規制改革完了29%止まり 23年計画 実効対策課題に 規制改革実施計画の措置状況
この記事を書いた人 Avatar photo 琉球新報朝刊

 政府が昨年6月閣議決定した規制改革実施計画で掲げた115件の見直し項目のうち、計画通り完了したことを示す「措置済み」の件数が今年3月末時点で33件と、約29%にとどまることが22日分かった。特に行政や司法手続きのデジタル化で、当初の想定以上に省庁間の合意形成や法整備が停滞したほか、先進技術や医療分野の目玉改革でも未実行の案件が目立つ。改革の実効性が問われそうだ。
 規制改革推進会議が5月末に公表したフォローアップ結果で、2023年計画の実施状況を整理した。実現に向けた検討を終えたものの措置を完了していない「未措置」が2件、検討途中で結論が出ていない「検討中」が78件で、合わせると全体の約7割を占めた。大手電力と送配電子会社の資本関係を切り離す「所有権分離」の計画はフォローアップ対象から外した。
 分野別の措置率は「共通課題対策」が約11%と特に低い。保育園の入所に必要な就労証明書の提出や、雇用保険制度の失業認定といった行政手続きのデジタル化が、予算不足などで停滞。民事訴訟や会社倒産、相続などの司法手続きでも遅れが目立った。
 「スタートアップ・イノベーション」も約22%にとどまった。スマートフォン決済アプリなどを使って賃金をデジタルマネーで支払う制度は昨年4月に解禁されたが、運営者の破綻時に利用者へ返金されるかどうかの審査が長引いている。

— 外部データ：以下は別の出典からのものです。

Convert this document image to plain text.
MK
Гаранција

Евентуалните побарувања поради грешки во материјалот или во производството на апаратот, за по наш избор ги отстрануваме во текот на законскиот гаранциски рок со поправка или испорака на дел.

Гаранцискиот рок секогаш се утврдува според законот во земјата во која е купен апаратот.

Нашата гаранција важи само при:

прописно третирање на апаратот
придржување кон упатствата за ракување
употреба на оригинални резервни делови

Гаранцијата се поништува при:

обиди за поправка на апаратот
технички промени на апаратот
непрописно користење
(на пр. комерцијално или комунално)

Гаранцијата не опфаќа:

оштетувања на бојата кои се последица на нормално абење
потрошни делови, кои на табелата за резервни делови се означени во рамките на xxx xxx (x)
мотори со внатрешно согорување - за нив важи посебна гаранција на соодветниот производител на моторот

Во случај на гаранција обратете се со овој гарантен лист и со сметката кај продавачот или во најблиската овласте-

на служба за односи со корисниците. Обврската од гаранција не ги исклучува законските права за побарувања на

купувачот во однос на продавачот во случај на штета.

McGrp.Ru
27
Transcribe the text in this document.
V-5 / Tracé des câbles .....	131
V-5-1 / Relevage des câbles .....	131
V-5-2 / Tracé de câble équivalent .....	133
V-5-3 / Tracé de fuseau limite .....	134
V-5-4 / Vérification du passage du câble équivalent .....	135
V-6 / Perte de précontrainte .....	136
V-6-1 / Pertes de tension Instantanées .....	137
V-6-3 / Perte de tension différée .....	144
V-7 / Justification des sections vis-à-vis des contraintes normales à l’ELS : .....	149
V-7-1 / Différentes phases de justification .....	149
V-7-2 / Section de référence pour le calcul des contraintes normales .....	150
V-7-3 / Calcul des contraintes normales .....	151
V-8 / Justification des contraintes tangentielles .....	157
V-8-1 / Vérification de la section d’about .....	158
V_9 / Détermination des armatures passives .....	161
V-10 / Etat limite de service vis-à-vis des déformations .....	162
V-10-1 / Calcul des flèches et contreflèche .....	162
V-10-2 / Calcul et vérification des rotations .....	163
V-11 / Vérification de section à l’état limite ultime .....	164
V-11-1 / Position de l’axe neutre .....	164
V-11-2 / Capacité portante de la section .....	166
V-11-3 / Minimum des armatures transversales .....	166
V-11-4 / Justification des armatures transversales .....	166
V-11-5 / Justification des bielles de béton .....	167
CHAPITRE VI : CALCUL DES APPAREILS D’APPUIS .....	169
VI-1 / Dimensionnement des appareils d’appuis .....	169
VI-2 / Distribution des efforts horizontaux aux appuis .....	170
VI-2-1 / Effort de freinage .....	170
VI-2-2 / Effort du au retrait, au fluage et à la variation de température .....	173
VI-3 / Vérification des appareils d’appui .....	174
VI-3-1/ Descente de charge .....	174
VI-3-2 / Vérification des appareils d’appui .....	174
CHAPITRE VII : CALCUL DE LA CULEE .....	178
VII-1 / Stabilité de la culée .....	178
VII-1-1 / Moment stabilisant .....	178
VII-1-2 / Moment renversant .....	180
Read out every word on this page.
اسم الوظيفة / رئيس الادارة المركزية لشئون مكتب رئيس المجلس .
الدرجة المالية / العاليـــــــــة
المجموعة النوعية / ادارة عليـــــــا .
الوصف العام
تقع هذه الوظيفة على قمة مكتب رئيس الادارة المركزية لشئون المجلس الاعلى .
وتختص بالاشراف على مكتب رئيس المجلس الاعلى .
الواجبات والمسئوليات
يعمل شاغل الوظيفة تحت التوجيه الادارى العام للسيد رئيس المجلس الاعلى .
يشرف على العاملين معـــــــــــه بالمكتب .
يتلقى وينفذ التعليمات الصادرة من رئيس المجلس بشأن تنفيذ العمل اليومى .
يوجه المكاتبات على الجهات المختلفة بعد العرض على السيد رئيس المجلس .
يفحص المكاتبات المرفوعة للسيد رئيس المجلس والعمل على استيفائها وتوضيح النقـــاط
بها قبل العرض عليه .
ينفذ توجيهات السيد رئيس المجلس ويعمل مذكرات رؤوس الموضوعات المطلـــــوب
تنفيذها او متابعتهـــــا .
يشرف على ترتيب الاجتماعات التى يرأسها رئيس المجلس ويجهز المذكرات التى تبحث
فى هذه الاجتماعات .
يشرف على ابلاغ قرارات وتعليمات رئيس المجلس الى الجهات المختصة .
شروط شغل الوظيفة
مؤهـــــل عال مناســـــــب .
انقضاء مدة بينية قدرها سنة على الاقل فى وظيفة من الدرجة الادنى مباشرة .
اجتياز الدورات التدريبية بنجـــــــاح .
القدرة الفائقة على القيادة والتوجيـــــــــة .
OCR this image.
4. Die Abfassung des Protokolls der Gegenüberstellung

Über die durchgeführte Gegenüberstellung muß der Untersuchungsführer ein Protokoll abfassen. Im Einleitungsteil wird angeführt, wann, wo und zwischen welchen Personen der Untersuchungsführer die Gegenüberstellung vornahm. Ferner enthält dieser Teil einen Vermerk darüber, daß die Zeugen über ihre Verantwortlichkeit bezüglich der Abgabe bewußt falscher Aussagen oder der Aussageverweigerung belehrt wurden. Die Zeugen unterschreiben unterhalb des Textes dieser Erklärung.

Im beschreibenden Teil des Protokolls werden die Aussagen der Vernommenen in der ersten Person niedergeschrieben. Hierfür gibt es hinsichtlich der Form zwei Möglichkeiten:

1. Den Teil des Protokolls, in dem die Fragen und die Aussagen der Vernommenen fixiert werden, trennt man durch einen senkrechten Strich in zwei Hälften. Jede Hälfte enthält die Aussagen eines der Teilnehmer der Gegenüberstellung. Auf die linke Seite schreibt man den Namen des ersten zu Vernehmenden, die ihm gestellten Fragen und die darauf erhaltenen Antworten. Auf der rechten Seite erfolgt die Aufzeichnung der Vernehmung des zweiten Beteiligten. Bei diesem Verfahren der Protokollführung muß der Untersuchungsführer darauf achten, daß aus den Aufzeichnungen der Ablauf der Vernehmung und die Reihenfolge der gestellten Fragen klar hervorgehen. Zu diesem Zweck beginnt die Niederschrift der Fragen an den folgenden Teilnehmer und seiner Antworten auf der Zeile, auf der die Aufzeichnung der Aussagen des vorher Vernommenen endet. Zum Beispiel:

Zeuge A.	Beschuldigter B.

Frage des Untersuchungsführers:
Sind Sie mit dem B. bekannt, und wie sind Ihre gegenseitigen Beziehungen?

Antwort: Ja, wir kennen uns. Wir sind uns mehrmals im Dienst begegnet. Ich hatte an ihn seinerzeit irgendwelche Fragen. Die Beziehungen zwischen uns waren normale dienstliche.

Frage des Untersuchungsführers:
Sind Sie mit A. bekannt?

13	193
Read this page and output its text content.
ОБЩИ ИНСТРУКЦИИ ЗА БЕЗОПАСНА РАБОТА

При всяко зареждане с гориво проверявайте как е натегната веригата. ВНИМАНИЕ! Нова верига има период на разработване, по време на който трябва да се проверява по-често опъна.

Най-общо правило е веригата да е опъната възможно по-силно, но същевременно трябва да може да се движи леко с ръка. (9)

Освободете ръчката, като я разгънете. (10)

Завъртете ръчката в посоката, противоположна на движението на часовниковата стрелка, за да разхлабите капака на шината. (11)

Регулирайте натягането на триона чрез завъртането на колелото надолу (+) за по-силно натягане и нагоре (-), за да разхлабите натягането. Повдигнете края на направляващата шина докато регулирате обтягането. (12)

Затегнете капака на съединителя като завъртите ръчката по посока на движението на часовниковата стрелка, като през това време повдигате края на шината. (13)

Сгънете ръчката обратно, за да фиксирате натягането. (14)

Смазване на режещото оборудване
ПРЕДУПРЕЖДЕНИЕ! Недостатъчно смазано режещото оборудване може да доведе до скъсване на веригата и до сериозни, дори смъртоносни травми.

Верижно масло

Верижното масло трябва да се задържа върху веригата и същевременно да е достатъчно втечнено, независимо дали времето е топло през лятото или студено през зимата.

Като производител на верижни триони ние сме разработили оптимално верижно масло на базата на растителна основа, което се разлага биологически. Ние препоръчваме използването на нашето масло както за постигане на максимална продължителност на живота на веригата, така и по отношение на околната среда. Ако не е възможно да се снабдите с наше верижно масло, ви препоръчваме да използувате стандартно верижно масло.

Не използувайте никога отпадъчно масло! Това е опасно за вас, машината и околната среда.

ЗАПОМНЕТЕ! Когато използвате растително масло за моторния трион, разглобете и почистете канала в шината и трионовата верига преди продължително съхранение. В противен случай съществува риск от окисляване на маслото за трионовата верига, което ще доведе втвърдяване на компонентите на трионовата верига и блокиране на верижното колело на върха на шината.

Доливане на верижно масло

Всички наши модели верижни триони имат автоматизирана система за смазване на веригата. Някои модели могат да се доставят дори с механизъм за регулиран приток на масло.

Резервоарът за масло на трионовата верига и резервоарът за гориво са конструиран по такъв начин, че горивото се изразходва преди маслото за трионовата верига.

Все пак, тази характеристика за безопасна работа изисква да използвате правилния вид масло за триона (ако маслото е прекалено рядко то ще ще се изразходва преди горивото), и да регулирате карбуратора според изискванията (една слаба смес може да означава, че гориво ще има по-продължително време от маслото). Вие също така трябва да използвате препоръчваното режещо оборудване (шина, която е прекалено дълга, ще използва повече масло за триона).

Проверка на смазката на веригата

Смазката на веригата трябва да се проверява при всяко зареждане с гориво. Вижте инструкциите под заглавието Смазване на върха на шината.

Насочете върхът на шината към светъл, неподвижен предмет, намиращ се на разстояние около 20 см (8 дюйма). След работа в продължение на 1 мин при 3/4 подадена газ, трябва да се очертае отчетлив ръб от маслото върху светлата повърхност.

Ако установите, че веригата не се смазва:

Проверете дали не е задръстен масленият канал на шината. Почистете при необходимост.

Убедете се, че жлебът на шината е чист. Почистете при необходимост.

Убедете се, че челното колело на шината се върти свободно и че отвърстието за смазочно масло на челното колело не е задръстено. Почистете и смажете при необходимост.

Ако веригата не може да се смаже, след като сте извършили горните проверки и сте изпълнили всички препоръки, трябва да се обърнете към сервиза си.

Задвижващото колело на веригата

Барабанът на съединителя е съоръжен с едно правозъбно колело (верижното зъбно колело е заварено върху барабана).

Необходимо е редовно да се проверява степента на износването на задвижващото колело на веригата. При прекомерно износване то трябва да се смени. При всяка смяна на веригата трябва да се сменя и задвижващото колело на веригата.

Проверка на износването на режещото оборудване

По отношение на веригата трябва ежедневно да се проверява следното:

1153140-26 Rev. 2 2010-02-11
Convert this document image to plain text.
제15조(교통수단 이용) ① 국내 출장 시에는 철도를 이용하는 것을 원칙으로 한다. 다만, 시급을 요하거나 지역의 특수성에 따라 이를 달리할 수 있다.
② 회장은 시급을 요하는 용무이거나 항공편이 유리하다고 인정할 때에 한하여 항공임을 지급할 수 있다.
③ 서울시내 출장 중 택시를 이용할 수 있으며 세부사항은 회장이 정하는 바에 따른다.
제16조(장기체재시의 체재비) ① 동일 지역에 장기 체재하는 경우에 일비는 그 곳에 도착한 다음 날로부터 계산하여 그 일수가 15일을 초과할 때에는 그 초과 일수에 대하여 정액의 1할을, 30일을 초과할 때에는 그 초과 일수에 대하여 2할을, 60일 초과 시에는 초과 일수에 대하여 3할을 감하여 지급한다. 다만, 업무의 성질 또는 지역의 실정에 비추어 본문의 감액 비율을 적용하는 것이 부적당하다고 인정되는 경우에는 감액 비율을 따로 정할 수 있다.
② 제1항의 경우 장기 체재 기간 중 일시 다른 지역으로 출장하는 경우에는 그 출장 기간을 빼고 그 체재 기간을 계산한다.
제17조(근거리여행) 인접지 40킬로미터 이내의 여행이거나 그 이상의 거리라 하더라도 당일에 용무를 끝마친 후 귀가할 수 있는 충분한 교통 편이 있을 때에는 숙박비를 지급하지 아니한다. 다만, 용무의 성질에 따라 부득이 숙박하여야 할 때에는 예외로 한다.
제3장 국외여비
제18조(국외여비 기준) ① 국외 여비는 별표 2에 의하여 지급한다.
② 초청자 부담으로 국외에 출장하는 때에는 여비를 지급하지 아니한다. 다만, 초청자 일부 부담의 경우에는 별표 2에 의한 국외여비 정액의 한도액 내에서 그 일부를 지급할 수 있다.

 「医療・介護・感染症対策」は約34%。医師の業務を看護師が一部受け持つ「タスクシェア」は目玉だったが、業界団体との調整に手間取り実行段階に至っていない。このほか「地域産業活性化」は約27%で、民泊に必要な各種書類の廃止・簡素化に向けた関係者の意見聴取が続く。「人への投資」は約46%だった。
 フォローアップ結果は、13年以降決定した計画についても措置状況を取りまとめた。
 13、15、16年の計画で「検討中」が各1件残り、22年計画では「未措置」「検討中」の合計が56件に上った。